Politik : SPD in NRW: Die Formfrage als Machtfrage

Jürgen Zurheide

Die Genossen im Landesbüro waren sprachlos. "Nein, diesen Brief kennen wir noch nicht", musste der Sprecher von SPD-Parteichef Franz Müntefering zugeben, aber er versprach, sich schnellstens mit der Sache zu befassen, weil er die Brisanz sofort erkannte.

Joachim Poß hatte einen Brief an die "lieben Genossinnen und Genossen" im Bezirk Westliches Westfalen geschrieben. Er hatte seine Botschaft zwar mit vielen guten Wünschen zu den Festtagen abgeschlossen, aber nicht nur bei Franz Müntefering dürfte er wenig friedliche Gefühle ausgelöst haben.

Im Kern verweigert Poß als Vorsitzender des mächtigsten SPD-Bezirkes in Nordrhein-Westfalen die weitere Mitarbeit am Reformprozess der Partei und droht ganz unverhohlen, eine mögliche einfache Mehrheit Münteferings auf einem Landesparteitag im Westlichen Westfalen nicht zu akzeptieren, was die Position des Generalsekretärs auch auf Bundesebene beschädigen würde.

Der Brief ist eine Reaktion auf das eindeutige Votum der Parteistrukturkommission zu Wochenbeginn. Müntefering hatte für seine Pläne, die Bezirke politisch zu Lasten des Landesverbandes zu beschneiden, eine eindeutige Mehrheit erhalten. "Wir sind für eine Stärkung des Landesverbandes", hatte Spitzengenosse Müntefering hinterher jubiliert, diesen Chor aber möglicherweise zu früh angestimmt.

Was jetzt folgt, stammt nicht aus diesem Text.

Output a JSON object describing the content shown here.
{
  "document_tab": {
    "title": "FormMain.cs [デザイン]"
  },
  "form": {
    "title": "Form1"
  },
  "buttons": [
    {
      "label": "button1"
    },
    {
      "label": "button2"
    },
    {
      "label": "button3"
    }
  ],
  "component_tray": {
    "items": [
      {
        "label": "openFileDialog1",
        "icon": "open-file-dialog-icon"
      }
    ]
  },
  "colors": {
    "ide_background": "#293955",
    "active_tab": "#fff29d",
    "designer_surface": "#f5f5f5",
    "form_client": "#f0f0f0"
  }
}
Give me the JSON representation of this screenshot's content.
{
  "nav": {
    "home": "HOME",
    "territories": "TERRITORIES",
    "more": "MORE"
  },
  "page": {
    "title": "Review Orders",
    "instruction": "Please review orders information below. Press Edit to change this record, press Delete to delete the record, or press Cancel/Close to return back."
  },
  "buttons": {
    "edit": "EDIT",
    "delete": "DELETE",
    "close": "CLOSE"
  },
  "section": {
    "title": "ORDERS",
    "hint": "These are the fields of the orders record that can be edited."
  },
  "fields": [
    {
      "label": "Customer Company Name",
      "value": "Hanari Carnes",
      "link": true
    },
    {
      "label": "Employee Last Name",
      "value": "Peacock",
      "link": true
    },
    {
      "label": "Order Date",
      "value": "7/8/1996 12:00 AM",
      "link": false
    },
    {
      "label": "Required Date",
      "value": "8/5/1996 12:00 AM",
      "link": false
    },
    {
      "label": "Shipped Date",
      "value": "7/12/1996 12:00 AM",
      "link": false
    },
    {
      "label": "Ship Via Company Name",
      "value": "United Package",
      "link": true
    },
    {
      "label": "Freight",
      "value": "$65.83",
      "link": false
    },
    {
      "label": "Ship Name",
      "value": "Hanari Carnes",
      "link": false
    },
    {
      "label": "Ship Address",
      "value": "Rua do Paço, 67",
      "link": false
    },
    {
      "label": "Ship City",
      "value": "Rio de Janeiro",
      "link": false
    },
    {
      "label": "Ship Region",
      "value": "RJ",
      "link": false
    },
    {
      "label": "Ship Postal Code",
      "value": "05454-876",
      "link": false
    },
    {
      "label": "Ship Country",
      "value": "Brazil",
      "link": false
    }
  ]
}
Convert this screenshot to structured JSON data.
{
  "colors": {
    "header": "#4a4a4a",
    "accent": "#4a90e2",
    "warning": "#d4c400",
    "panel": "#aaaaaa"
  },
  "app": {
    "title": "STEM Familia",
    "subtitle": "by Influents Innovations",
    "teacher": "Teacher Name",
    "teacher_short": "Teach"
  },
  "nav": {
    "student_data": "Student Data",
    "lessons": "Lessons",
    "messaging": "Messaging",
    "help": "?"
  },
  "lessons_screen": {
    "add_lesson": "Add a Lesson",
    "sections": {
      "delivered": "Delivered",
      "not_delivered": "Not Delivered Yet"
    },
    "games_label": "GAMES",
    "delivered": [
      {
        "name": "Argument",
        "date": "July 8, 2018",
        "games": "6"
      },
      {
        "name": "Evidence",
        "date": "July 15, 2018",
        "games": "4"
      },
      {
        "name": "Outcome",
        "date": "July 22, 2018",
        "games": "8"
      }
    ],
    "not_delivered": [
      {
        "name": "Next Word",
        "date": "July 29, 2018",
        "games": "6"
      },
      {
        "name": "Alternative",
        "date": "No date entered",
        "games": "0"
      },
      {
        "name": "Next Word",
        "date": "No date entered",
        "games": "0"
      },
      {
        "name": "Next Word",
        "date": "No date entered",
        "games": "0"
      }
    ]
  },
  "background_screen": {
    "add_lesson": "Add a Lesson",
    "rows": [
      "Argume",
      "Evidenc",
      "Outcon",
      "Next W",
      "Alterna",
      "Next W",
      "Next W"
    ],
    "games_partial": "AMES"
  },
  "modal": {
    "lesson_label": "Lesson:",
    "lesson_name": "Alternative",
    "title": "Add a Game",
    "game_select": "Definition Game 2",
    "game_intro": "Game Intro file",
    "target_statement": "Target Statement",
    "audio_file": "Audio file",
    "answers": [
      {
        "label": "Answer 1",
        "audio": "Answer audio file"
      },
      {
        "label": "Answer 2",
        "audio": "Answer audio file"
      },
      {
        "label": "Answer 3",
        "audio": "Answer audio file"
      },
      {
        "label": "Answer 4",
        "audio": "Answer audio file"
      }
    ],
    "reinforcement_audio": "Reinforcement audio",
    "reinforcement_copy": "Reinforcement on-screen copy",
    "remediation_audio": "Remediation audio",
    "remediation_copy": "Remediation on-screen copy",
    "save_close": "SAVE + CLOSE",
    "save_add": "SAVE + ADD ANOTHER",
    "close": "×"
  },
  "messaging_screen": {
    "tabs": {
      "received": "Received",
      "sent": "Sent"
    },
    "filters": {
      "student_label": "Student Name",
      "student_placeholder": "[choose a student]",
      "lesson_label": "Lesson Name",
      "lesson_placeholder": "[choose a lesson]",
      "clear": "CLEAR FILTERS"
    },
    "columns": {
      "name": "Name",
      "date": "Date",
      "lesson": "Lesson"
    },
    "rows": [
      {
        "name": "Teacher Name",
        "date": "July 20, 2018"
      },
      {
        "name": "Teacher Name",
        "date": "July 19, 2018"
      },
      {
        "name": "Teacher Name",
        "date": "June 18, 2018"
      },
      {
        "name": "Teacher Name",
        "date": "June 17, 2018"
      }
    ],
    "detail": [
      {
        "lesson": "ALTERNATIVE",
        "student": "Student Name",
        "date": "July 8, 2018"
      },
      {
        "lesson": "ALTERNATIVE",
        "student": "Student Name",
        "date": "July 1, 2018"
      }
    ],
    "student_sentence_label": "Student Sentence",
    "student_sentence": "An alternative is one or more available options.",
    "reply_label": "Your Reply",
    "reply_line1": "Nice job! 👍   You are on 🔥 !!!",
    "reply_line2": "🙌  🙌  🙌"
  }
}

Müntefering, zugleich Generalsekretär seiner Partei im Bund, hatte sich mit seinem Wunsch durchgesetzt, aus dem Landesverband künftig einen einheitlichen Bezirk NRW zu machen. Das würde bedeuten, dass die bisher politisch selbstständigen Einheiten der vier Bezirke nur noch eine Rolle als Regionalbüros spielen würden. Müntefering plädiert dafür, die politischen Beschlüsse künftig ausschließlich auf Landesebene zu fällen, der Landesverband der SPD soll in seinem Konzept das wichtigste Sprachrohr der Genossen sein.

Hinter diesen Organisationsfragen, das gibt der gewiefte Taktiker Müntefering unumwunden zu, stehen handfeste Machtinteressen. "Wir müssen besser werden", hatte auch Regierungschef Wolfgang Clement immer wieder gefordert.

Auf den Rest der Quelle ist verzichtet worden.